P584 Relapse risk and predictors for relapse in a real-life cohort of inflammatory bowel disease patients after discontinuation of anti-tumour necrosis factor therapy
S. Bots*, S. Kuin, M. Löwenberg, C. Ponsioen, G. van den Brink, G. D’Haens
Academic Medical Centre (AMC), Department of Gastroenterology and Hepatology, Amsterdam, Netherlands
The objective of this study was to investigate the success of planned anti-tumour necrosis factor (TNF) withdrawal in a real-life cohort of Crohn’s disease (CD) and ulcerative colitis (UC) patients in sustained clinical remission and to identify predictors of relapse.
In this mono-centre observational study, 79 patients (60 CD and 19 UC) who were in steroid-free remission for ≥ 1 year at the time of withdrawal of infliximab (IFX) or adalimumab (ADA), were followed-up for a median of 14 months. The frequency of clinical relapse after anti-TNF withdrawal was analysed according to clinical, biochemical, and endoscopic variables. Disease relapse was defined as relapsing symptoms and the need to (re)start treatment with anti-TNF agents, immunomodulators or corticosteroids. Predictors for relapse were studied using cox proportional hazard analysis.

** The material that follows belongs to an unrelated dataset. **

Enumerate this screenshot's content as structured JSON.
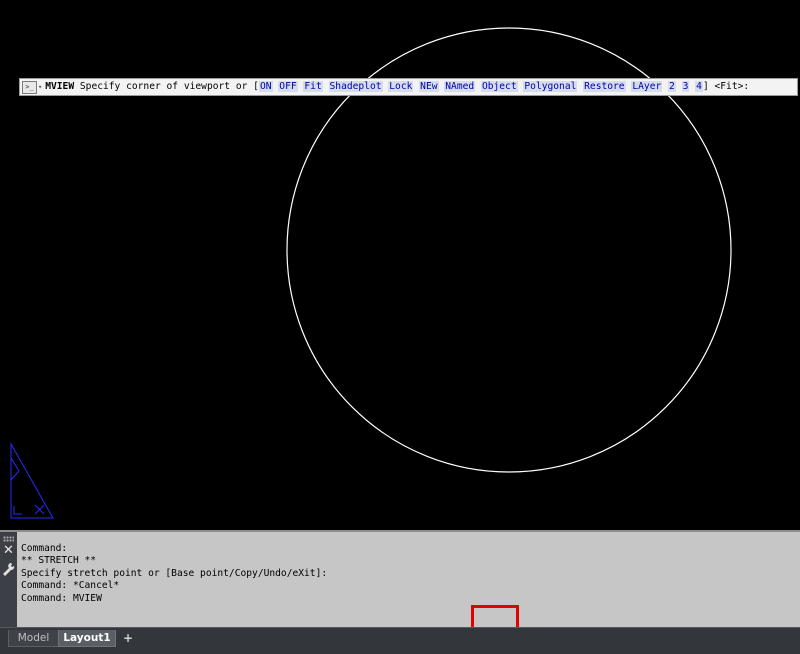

Median duration of anti-tumour necrosis factor (TNF) therapy at stop was 52 months and the median follow-up after anti-TNF cessation was 14 months. IFX was discontinued in 44 (56%) and anti-drug antibodies (ADA) in 35 patients (44%). In total, 27 patients (34%) experienced a relapse (CD 21; UC 6) with a median time to relapse of 5 and 3 months in CD and UC, respectively. Fifteen (83%) patients responded to retreatment with anti-TNF therapy. Continuing immunomodulatory treatment was associated with a lower relapse rate in UC patients (HR 0.1, 95% CI 0.0–10.9). We observed a trend that IFX or ADA trough levels ≥ 2 (irrespective of anti-TNF therapy) in the year before anti-TNF discontinuation was associated with lower relapse rates, but this did not reach statistical significance in CD patients (HR 3.9, 95% CI 0.9–18.5). Endoscopic remission in the previous year, bowel-related surgery, previous anti-TNF use, smoking, perianal disease, disease duration, and duration of anti-TNF use were not associated with higher or lower relapse rates in this study. Factors such as CRP and faecal calprotectin as predictors for relapse were not addressed because they were within the normal range in most patients.
Our results confirm that anti-TNF withdrawal is associated with a high relapse risk. Continuing immunomodulatory treatment was associated with a lower relapse rate in UC patients. Although not statistically significant, trough levels ≥ 2 seem to be associated with higher relapse rates. Retreatment with anti-TNF agents was successful in 83% of patients. This study is still ongoing, with longer follow-up time and more inclusions we expect to find higher relapse rates and more predictors associated with relapse. Discontinuation of anti-TNF does not appear to be beneficial in inflammatory bowel disease patients.